He sees Hanover, Brunswick, Gottingen, Gotha, Weimar. At Weimar, Goethe brings him to his house, where he meets “the amiable, good Wieland,” and is dragged off by Goethe to the theater, and sits through a “serious comedy” with the Baroness de Stein. He is presented at court, and is welcomed by the grand duke—Goethe’s duke—and the grand duchess. Here, too, he falls temporarily in love with the noble d’Or, a beautiful lady of the ducal court. His love begins to alarm him; he fears he may wed the d’Or, remain in Weimar, and “lapse into a Dutchman.” To avoid this fate, he beats a hasty retreat to Erfurth. Being safe, he cheers his spirits by writing:

“Another interview, and I would have been lost! The danger was so imminent, and the d’Or so beautiful, that I ordered post horses, gave a crown extra to the postilions to whip like the devil, and lo! here I am in a warm room, with a neat, good bed, safe locked within four Erfurth walls, rejoicing and repining.”

As Aaron writes this, he lays aside his “repining” for the lovely d’Or, and so far emerges from his gloom as to “draw a dirk,” and put to thick-soled clattering flight one of the local police, who invades his room with the purpose of putting out the candle. Erfurth being a garrison town, lights are ordered “out” at nine o’clock. As a mark of respect to his dirk, however, Aaron’s candles are permitted to gutter and sputter unrebuked until long after midnight.
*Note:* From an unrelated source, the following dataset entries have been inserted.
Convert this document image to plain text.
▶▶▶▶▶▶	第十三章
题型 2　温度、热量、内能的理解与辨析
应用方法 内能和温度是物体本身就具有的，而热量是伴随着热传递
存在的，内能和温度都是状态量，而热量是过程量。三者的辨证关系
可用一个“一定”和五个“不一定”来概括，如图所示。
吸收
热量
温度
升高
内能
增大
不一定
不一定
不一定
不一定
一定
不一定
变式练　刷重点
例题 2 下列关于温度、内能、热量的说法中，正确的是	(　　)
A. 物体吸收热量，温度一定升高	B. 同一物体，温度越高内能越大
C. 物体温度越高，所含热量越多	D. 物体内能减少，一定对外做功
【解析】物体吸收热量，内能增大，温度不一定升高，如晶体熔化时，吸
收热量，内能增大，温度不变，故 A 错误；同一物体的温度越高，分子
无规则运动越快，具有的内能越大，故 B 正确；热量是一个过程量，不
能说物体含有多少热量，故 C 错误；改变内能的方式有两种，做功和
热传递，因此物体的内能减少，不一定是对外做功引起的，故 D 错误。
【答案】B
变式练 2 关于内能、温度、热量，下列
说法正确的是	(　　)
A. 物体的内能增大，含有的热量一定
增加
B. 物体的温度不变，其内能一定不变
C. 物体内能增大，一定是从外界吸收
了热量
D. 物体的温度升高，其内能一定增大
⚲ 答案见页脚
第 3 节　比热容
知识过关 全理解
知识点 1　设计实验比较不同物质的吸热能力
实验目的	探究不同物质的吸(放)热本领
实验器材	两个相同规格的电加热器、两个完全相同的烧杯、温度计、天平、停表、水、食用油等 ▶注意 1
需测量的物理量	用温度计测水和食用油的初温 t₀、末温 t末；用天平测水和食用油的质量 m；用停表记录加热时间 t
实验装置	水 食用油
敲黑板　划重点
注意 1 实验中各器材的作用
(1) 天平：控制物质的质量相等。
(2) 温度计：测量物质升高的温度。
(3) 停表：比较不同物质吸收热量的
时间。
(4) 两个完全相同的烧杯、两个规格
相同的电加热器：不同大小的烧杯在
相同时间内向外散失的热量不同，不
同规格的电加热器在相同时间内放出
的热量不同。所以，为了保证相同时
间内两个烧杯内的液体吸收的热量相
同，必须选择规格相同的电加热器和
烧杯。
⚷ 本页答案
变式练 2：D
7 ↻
CHAPTER XXII—HOW AARON RETURNS HOME

THE belated passports arrive, and Aaron journeys to Paris. It is now with him as it was with the unfortunate gentleman, celebrated in Scripture, who went down into a certain city only to fall among thieves. Fouché orders his police to dog him. The post office is given instructions; his letters are stolen—those he writes as well as those he should receive.
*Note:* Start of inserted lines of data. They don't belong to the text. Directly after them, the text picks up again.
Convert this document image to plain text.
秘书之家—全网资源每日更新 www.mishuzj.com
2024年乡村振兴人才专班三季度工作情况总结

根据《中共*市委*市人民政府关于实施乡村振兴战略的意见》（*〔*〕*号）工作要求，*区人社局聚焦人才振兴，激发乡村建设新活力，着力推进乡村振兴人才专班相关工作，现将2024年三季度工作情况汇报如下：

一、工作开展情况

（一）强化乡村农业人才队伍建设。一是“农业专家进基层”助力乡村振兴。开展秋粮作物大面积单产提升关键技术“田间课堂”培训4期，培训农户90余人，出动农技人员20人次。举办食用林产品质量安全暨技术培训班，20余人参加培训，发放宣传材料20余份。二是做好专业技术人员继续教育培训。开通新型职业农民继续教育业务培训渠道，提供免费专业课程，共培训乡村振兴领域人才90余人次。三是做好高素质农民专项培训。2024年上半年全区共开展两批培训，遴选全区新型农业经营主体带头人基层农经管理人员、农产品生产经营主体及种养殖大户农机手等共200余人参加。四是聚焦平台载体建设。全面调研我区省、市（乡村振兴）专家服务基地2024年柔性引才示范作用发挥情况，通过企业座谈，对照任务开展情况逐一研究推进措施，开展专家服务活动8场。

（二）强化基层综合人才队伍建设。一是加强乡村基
What is at the bottom of all this French scoundrelism? Madison the weak is president in Washington. That is to say, he is called “president,” the actual power abiding in Mon-ticello with Jefferson, at whose political knee he was reared. Armstrong is Madison’s minister to France. Armstrong is a New York politician married to a Livingston, and, per incident, a promoted puppet of Jefferson’s. McRae is American consul at Paris—McRae, who sat at the back of Wirt and Hay during the Richmond trial. It is these influences, directed from Mon-ticello, which, in each of its bureaus, oppose the government of Napoleon to Aaron. By orders from Monticello, “every captain, French or American, is instructed to convey no letter or message or parcel for Colonel Burr. Also such captain is required to make anyone handing him a letter or parcel for delivery in the United States, to pledge his honor that it contains nothing from Colonel Burr.” In this way is Aaron shut off from his friends and his supplies. He writes in his diary:

“These vexations arise from the machinations of Minister Armstrong, who is indefatigable in his exertions to my prejudice, being goaded on by personal hatred, political rancor, and the native malevolence of his temper.”

Aaron waits on Savary, and finds that minister polite but helpless. He sees Fouché; the policeman is as polite and as helpless as Savary.